Almost. Because “rectangular” is not a beautiful word. But I suppose it serves some purpose: it’s completely unnatural. It’s a shape that’s unlikely to show up when one is out and about in nature, as goes as well for our story’s heroes. Unnatural in their delights and penchants.
So, let’s go back to the top of those last two lines, “we saw her tumble back into her delirium,” and consider the two definitions of “delirium.” First, that state of being ill in which one has delusions. Second, “wild excitement or ecstasy.” This is my favorite line in the chapter because it’s loaded in such a gorgeous and ambiguous way as this. She’s in the asylum because she’s “crazy” when she’s in the outside world. But the narrator sees this craziness as being, if not the general norm, then at least the subjective norm for himself, Simone, and even Marcelle. This line, however, is the first indication that they’re removing themselves entirely from the rest of the world, as Marcelle is being pulled away from her wild masturbation at the window (delirium), into whatever goes on in an asylum (normalcy). You can make the same case for her ecstasy: she’s in ecstasy standing at the window, and she’s pulled out of the window, and probably gets her clothes forced back on. In both cases, “her delirium” is actually the opposite of the truth–but to the narrator, the vanilla world is the mad world, the un-ecstatic world.

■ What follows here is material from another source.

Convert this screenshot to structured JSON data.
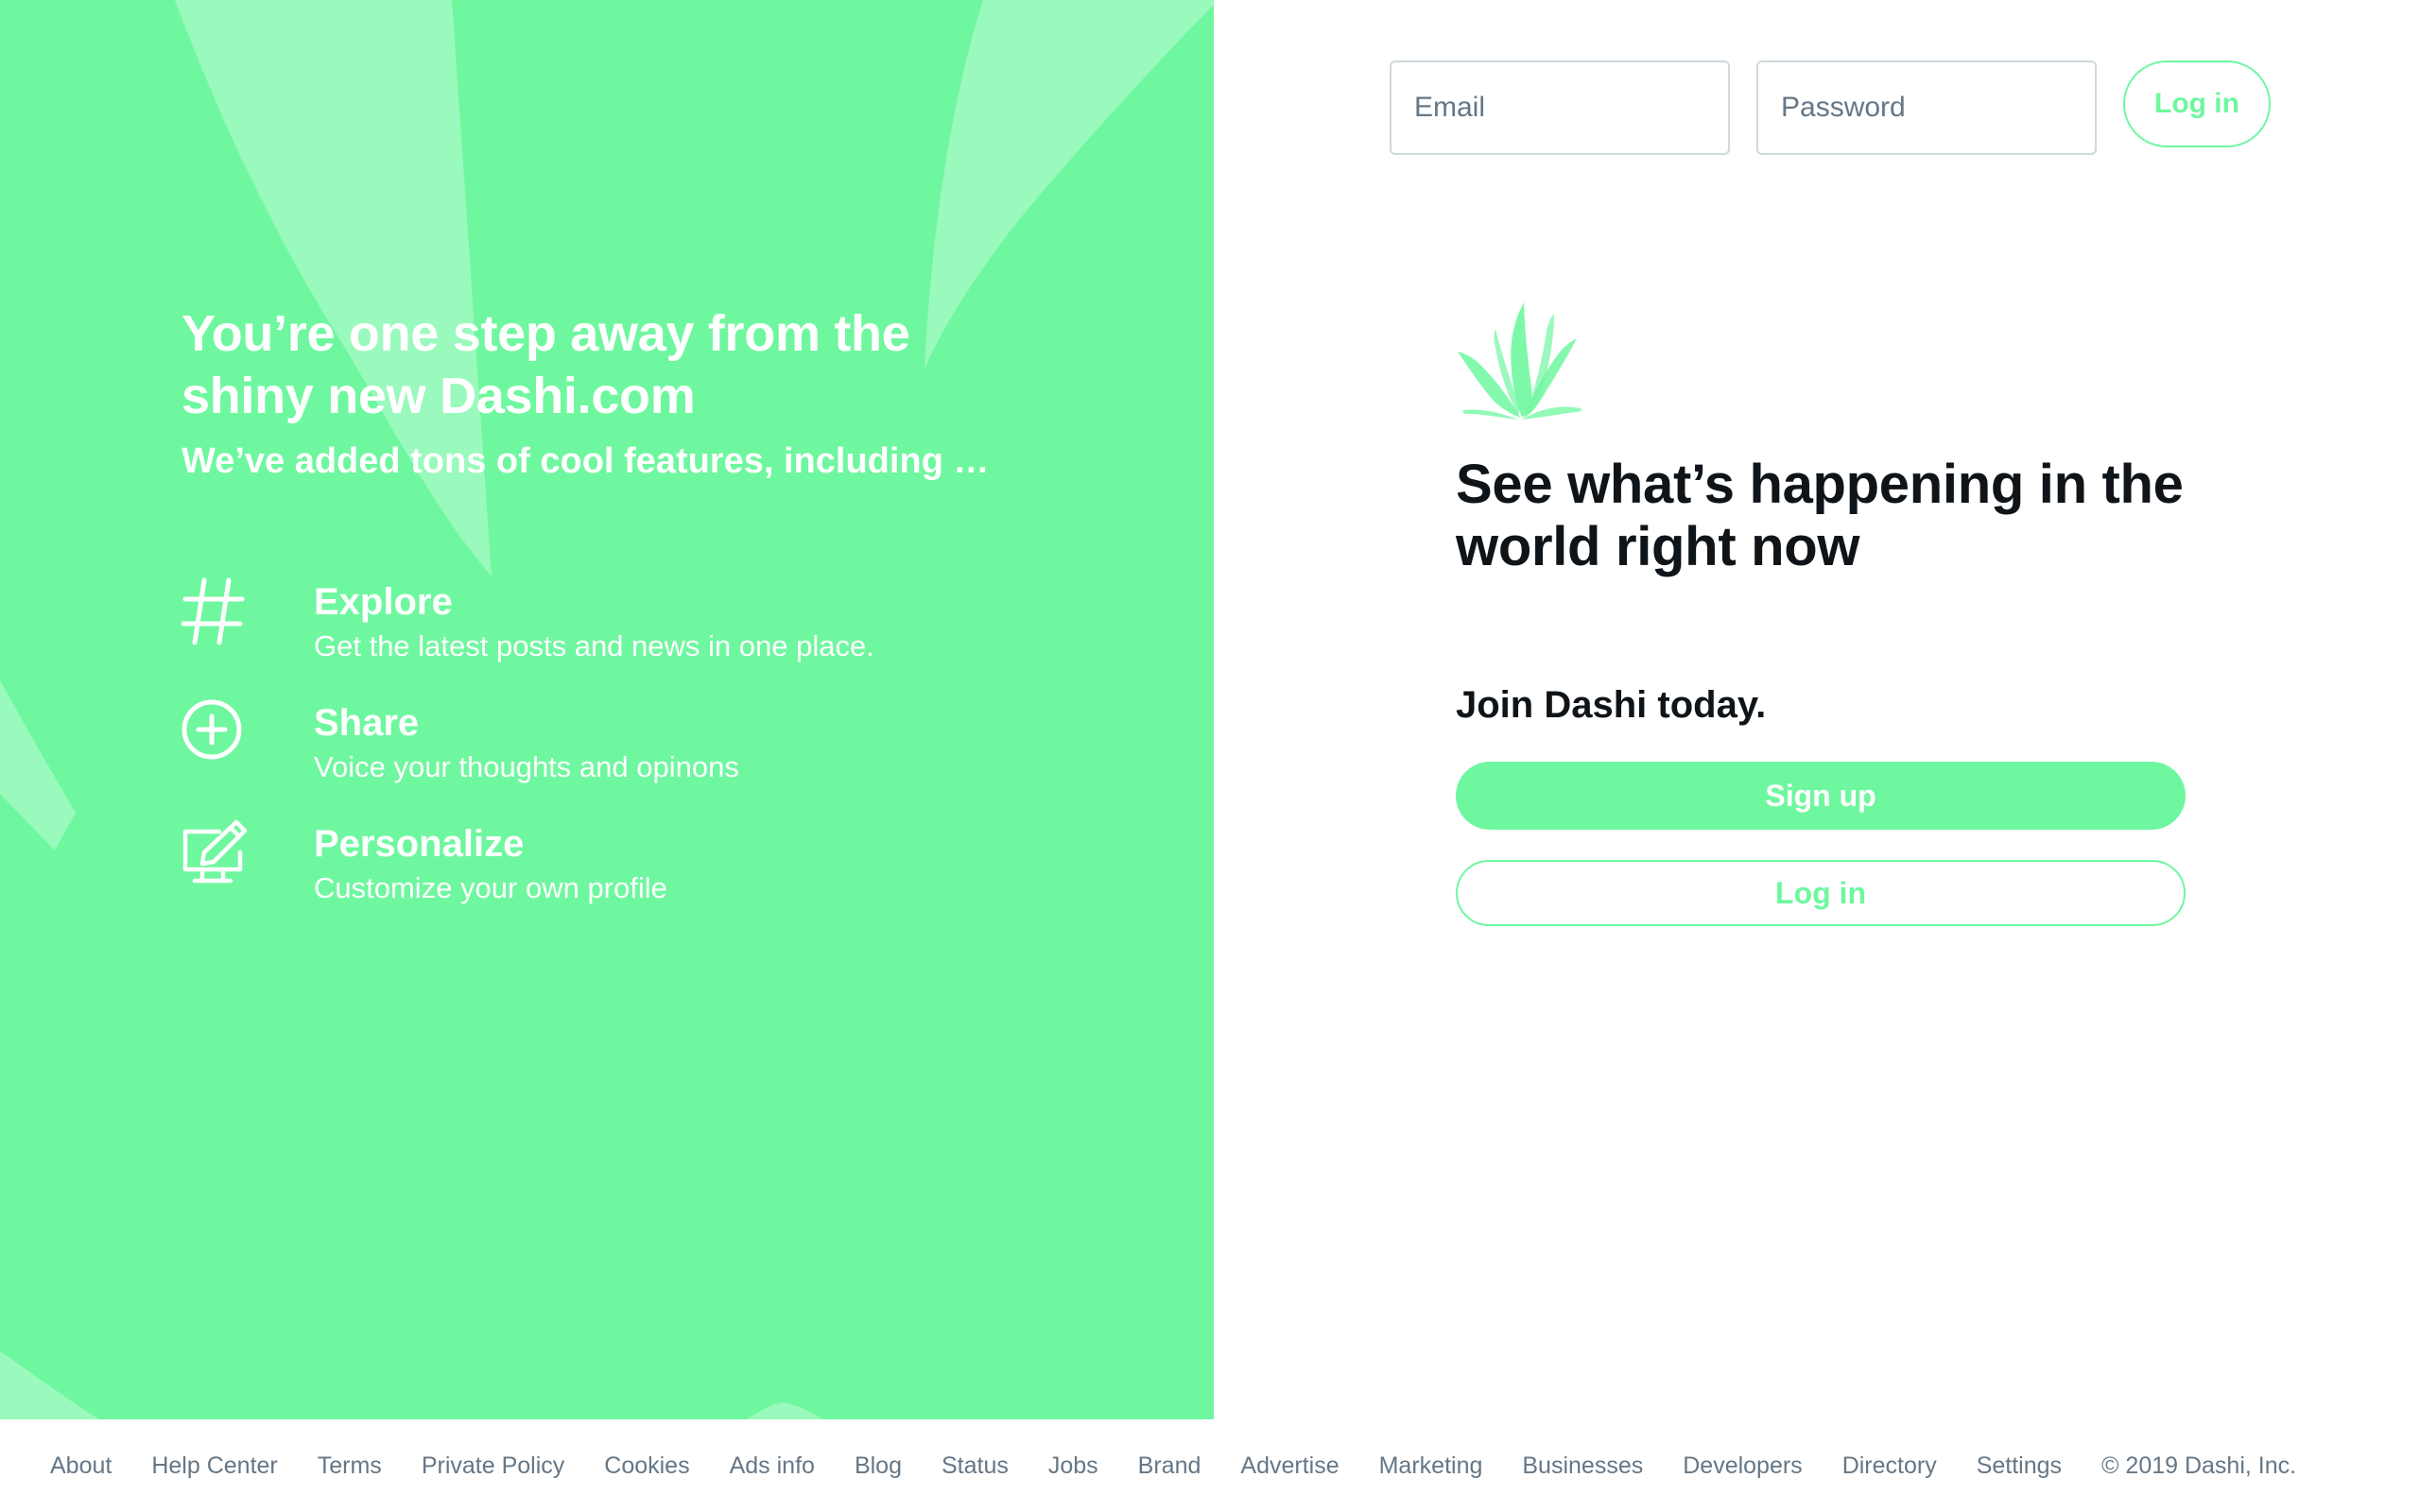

By the same token, the window, defined as a rectangle, as I mentioned, is unnatural–and represents the civilization as he sees it: unnatural. A place to cure the mad and prevent them from pissing on their friends’ vaginas? Unnatural! But “the opaque night” makes clear something else hearkening back to “primitive man’s” views on magic, namely, that the world is a dark, terrifying place, in which restless, touchy gods play with the lives of humanity, and one never knows when one might be struck down. Civilization, to some extent, solved this. That’s why god would have been invented if we didn’t have one. During the plague, while it still came down to an angry god striking down sinners, civilization provided us with the language to fight it through repentance, explanations, and early science. To “primitive man” there are no possible answers, there’s only life and death, and life is too fleeting to ask why.

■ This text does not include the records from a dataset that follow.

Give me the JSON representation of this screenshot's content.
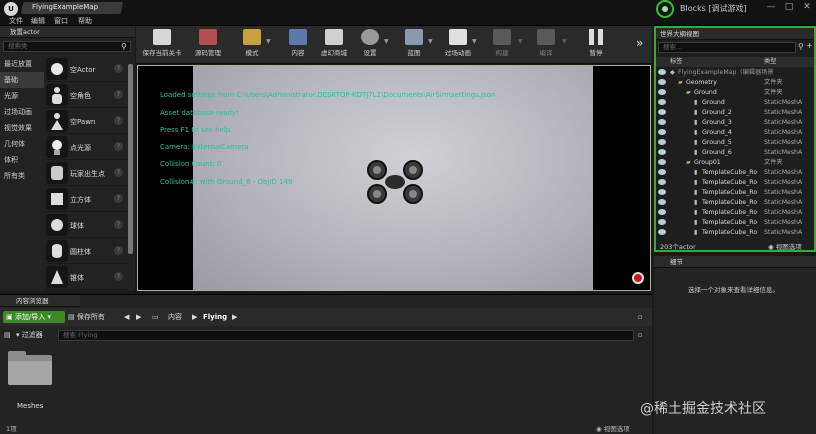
{
  "window": {
    "doc_tab": "FlyingExampleMap",
    "title": "Blocks [调试游戏]",
    "menus": [
      "文件",
      "编辑",
      "窗口",
      "帮助"
    ],
    "controls": [
      "—",
      "□",
      "✕"
    ]
  },
  "place_actors": {
    "tab": "放置actor",
    "search_placeholder": "搜索类",
    "categories": [
      "最近放置",
      "基础",
      "光源",
      "过场动画",
      "视觉效果",
      "几何体",
      "体积",
      "所有类"
    ],
    "active_category": 1,
    "items": [
      "空Actor",
      "空角色",
      "空Pawn",
      "点光源",
      "玩家出生点",
      "立方体",
      "球体",
      "圆柱体",
      "锥体"
    ]
  },
  "toolbar": {
    "buttons": [
      "保存当前关卡",
      "源码管理",
      "模式",
      "内容",
      "虚幻商城",
      "设置",
      "蓝图",
      "过场动画",
      "构建",
      "编译",
      "暂停"
    ],
    "more": "»"
  },
  "viewport": {
    "log": [
      "Loaded settings from C:\\Users\\Administrator.DESKTOP-KDTJ7L1\\Documents\\AirSim\\settings.json",
      "Asset database ready!",
      "Press F1 to see help",
      "Camera: ExternalCamera",
      "Collision Count: 0",
      "Collision#: with Ground_6 - ObjID 148"
    ]
  },
  "outliner": {
    "tab": "世界大纲视图",
    "search_placeholder": "搜索...",
    "col_label": "标签",
    "col_type": "类型",
    "rows": [
      {
        "label": "FlyingExampleMap（编辑器场景",
        "type": "",
        "indent": 0
      },
      {
        "label": "Geometry",
        "type": "文件夹",
        "indent": 1
      },
      {
        "label": "Ground",
        "type": "文件夹",
        "indent": 2
      },
      {
        "label": "Ground",
        "type": "StaticMeshA",
        "indent": 3
      },
      {
        "label": "Ground_2",
        "type": "StaticMeshA",
        "indent": 3
      },
      {
        "label": "Ground_3",
        "type": "StaticMeshA",
        "indent": 3
      },
      {
        "label": "Ground_4",
        "type": "StaticMeshA",
        "indent": 3
      },
      {
        "label": "Ground_5",
        "type": "StaticMeshA",
        "indent": 3
      },
      {
        "label": "Ground_6",
        "type": "StaticMeshA",
        "indent": 3
      },
      {
        "label": "Group01",
        "type": "文件夹",
        "indent": 2
      },
      {
        "label": "TemplateCube_Ro",
        "type": "StaticMeshA",
        "indent": 3
      },
      {
        "label": "TemplateCube_Ro",
        "type": "StaticMeshA",
        "indent": 3
      },
      {
        "label": "TemplateCube_Ro",
        "type": "StaticMeshA",
        "indent": 3
      },
      {
        "label": "TemplateCube_Ro",
        "type": "StaticMeshA",
        "indent": 3
      },
      {
        "label": "TemplateCube_Ro",
        "type": "StaticMeshA",
        "indent": 3
      },
      {
        "label": "TemplateCube_Ro",
        "type": "StaticMeshA",
        "indent": 3
      },
      {
        "label": "TemplateCube_Ro",
        "type": "StaticMeshA",
        "indent": 3
      }
    ],
    "count": "203个actor",
    "view_options": "视图选项"
  },
  "details": {
    "tab": "细节",
    "hint": "选择一个对象来查看详细信息。"
  },
  "content_browser": {
    "tab": "内容浏览器",
    "add_import": "添加/导入",
    "save_all": "保存所有",
    "crumb_root": "内容",
    "crumb_current": "Flying",
    "filters": "过滤器",
    "search_placeholder": "搜索 Flying",
    "folder_name": "Meshes",
    "item_count": "1项",
    "view_options": "视图选项"
  },
  "watermark": "@稀土掘金技术社区"
}
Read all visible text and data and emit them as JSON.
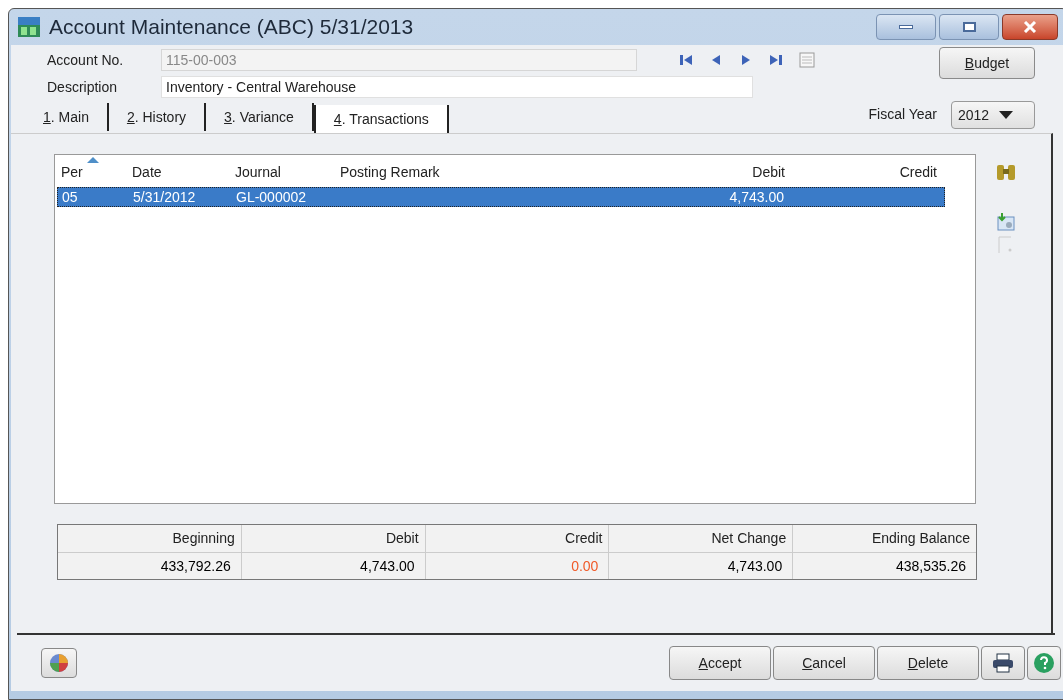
{
  "window": {
    "title": "Account Maintenance (ABC) 5/31/2013"
  },
  "header": {
    "account_label": "Account No.",
    "account_value": "115-00-003",
    "description_label": "Description",
    "description_value": "Inventory - Central Warehouse",
    "budget_button": {
      "label": "Budget"
    },
    "fiscal_year_label": "Fiscal Year",
    "fiscal_year_value": "2012"
  },
  "tabs": [
    {
      "label": "1. Main",
      "selected": false
    },
    {
      "label": "2. History",
      "selected": false
    },
    {
      "label": "3. Variance",
      "selected": false
    },
    {
      "label": "4. Transactions",
      "selected": true
    }
  ],
  "table": {
    "columns": [
      "Per",
      "Date",
      "Journal",
      "Posting Remark",
      "Debit",
      "Credit"
    ],
    "rows": [
      {
        "cells": [
          "05",
          "5/31/2012",
          "GL-000002",
          "",
          "4,743.00",
          ""
        ],
        "selected": true
      }
    ]
  },
  "totals": {
    "columns": [
      "Beginning",
      "Debit",
      "Credit",
      "Net Change",
      "Ending Balance"
    ],
    "values": [
      {
        "text": "433,792.26",
        "color": "#000000"
      },
      {
        "text": "4,743.00",
        "color": "#000000"
      },
      {
        "text": "0.00",
        "color": "#f05a28"
      },
      {
        "text": "4,743.00",
        "color": "#000000"
      },
      {
        "text": "438,535.26",
        "color": "#000000"
      }
    ]
  },
  "footer_buttons": [
    {
      "label": "Accept"
    },
    {
      "label": "Cancel"
    },
    {
      "label": "Delete"
    }
  ]
}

So now the dark, terrifying world, that is supposedly cured by modern civilization, is the playground of our characters, and it is the light that is unnatural, undesired, through the rectangular window, showing “a world composed of lightning and dawn.” Again, precisely the opposite: the lighting and dawn are outside the window, with the main characters. But it is through the window…
Okay, I really don’t have any more time to deal with these thoughts, I need to get to bed. Lightning/Dawn seem like opposites in terms of meaning, but they see both in this room with Marcelle, so it’s the darkness they seek, but it’s also Marcelle they seek. Her hair is blonde, her stockings are white. She’s in the light room. Simone’ hair is dark, her stockings are dark, she’s out in the night. Have fun trying to reconcile all this shit. Goodnight.